GST
My dad's uncle likes to write on a wide range of topics although he is a busy lawyer. This is one of the published articles he sent to my dad, who then read it to me. It's very well written.
Hong Kong’s low and simple taxation system is about to be demolished. A Goods & Services Tax — or VAT as it is known in Europe — is to be introduced, though at the lowly rate of 5 percent compared to Europe’s 15 to 22 percent.
But on balance I must agree that a sales tax in HongKong is both overdue and a sound idea. I definitely do not agree with the comment by our last colonial governor, the meddlesome Fat Pang, that such a tax would be ‘socially inequitable’.
For as long as anyone can remember, which means within the lifetime of everyone here in Hong Kong, we have enjoyed a system where a few people pay low direct taxes on their salaries, while the majority pay no tax at all Indeed the super rich have had no need to pay any tax at all since they can always earn their income in the form of dividends which are not taxable.
But I was worried to read that property developments are to be exempted from the new sales tax which is bound to look like government favouritism towards powerful property tycoons.
The crucial point is that, as is being commented on with increasing frequency, only a minority of the working population pays any direct salaries tax.
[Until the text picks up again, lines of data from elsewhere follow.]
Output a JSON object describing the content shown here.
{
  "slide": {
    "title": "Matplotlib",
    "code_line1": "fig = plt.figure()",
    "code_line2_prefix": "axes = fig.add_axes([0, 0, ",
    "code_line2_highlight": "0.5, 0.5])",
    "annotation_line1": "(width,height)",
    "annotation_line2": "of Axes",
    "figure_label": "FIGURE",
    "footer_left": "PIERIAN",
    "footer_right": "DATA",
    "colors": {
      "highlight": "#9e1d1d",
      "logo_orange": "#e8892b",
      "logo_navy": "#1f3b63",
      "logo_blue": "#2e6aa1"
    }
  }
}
Remember that Hong Kong has no general ‘income tax’, only a selective ‘salaries tax’! Out of a working population of 3.4 million people only 1.2 million people pay the salaries tax. And company tax rates are set low by international standards.
So Hong Kong is noteworthy for being a very rich community where only a small number of people pay tax and the government is greatly dependent on revenue from land sales and rents.
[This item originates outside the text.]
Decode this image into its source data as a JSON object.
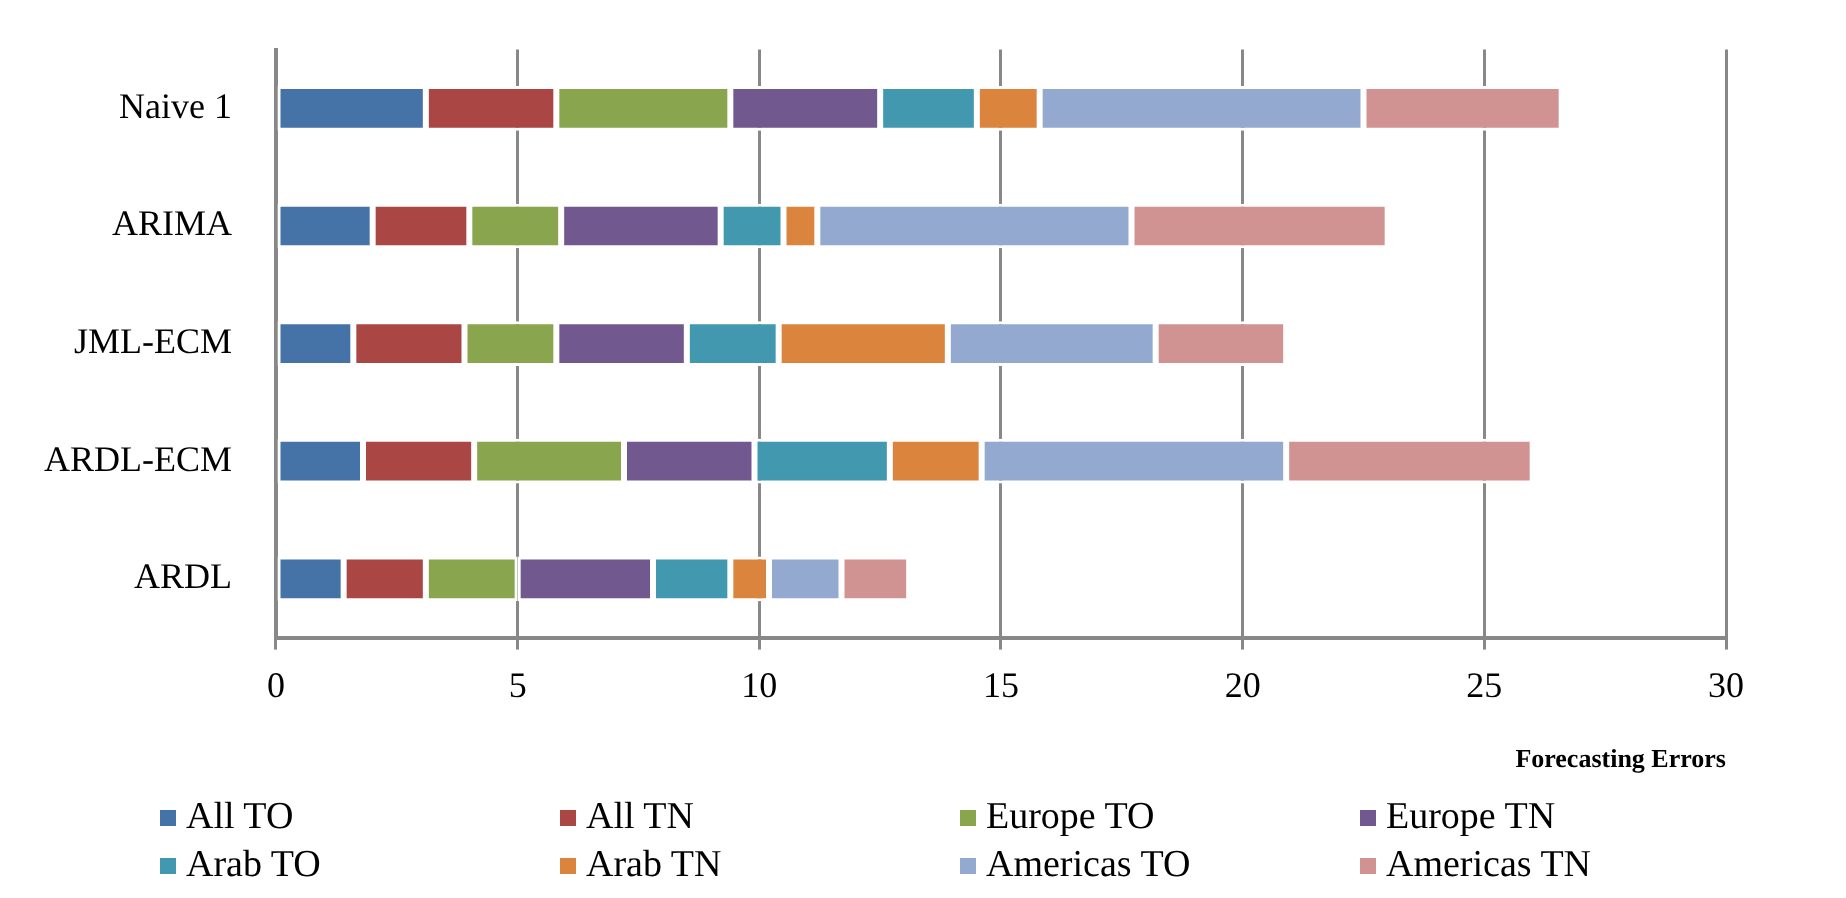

It was the British who invented this clever device and for many decades the Hong Kong people were happy with this colonial system. Landowners, property speculators and tycoons made themselves very rich on the property bandwagon. Meanwhile owner occupiers of flats have increasingly come to realise that the government’s high-land-value policy is in effect a distorting, disguised and indiscriminate form of taxation.
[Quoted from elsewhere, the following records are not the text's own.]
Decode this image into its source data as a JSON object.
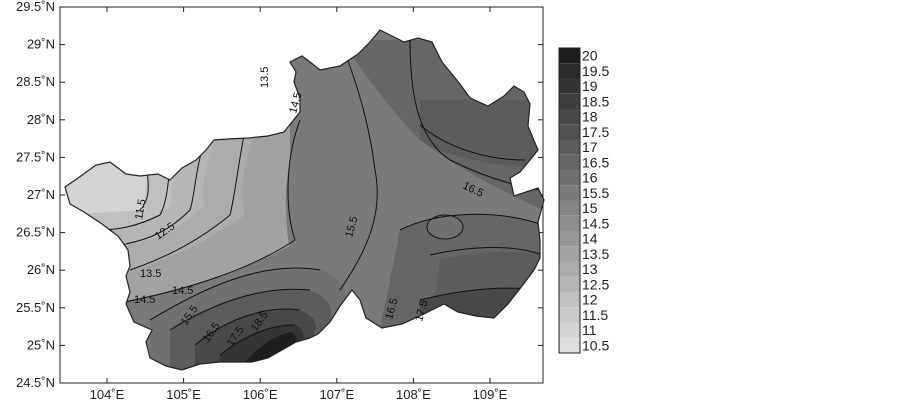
{
  "map": {
    "lat_ticks": [
      "29.5˚N",
      "29˚N",
      "28.5˚N",
      "28˚N",
      "27.5˚N",
      "27˚N",
      "26.5˚N",
      "26˚N",
      "25.5˚N",
      "25˚N",
      "24.5˚N"
    ],
    "lon_ticks": [
      "104˚E",
      "105˚E",
      "106˚E",
      "107˚E",
      "108˚E",
      "109˚E"
    ],
    "contour_labels": [
      "13.5",
      "14.5",
      "11.5",
      "12.5",
      "13.5",
      "14.5",
      "14.5",
      "15.5",
      "16.5",
      "17.5",
      "18.5",
      "15.5",
      "16.5",
      "16.5",
      "17.5"
    ]
  },
  "colorbar": {
    "labels": [
      "20",
      "19.5",
      "19",
      "18.5",
      "18",
      "17.5",
      "17",
      "16.5",
      "16",
      "15.5",
      "15",
      "14.5",
      "14",
      "13.5",
      "13",
      "12.5",
      "12",
      "11.5",
      "11",
      "10.5"
    ],
    "colors": [
      "#1e1e1e",
      "#2a2a2a",
      "#343434",
      "#3e3e3e",
      "#484848",
      "#525252",
      "#5c5c5c",
      "#666666",
      "#707070",
      "#7a7a7a",
      "#848484",
      "#8e8e8e",
      "#989898",
      "#a2a2a2",
      "#acacac",
      "#b6b6b6",
      "#c0c0c0",
      "#cacaca",
      "#d4d4d4",
      "#dedede"
    ]
  }
}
The government owns all the land. If it needs money it sells a little bit and at its sole discretion may permit a skyscraper to be built. So everyone who buys property is paying tax to the government by way of the inflated price. Rentals prices are also a disguised form of taxation.
So if the government now wishes to broaden the tax base by introducing a GST I must congratulate the government. The decision is long overdue but it raises one major question. Does a broader tax base mean the government will be less reliant on revenue from land sales and property? If so, the implication is that land and property prices are likely to fall. Is this why property developments are being exempted from the GST?
The government is caught between two opposing policies. The majority of the population would like to see the lower property prices and rents that the GST could bring, but big business wants property to continue to be vastly overpriced.
The idea of a GST also needs some fine-tuning. Personally, I believe a 5 percent GST is about right but there has to be some adjustment for the poorer members of the community. I also strongly believe that education, including newspapers and magazines, should be exempted from GST.
Certainly teachers who play a crucial part in the dissemination of knowledge should not have their services taxed. I have no quarrels if luxuries are taxed at a higher rate but one thing is certain. In the years to come the tax will only go up and not down. Once blood is tasted who is willing to forgo the pleasure?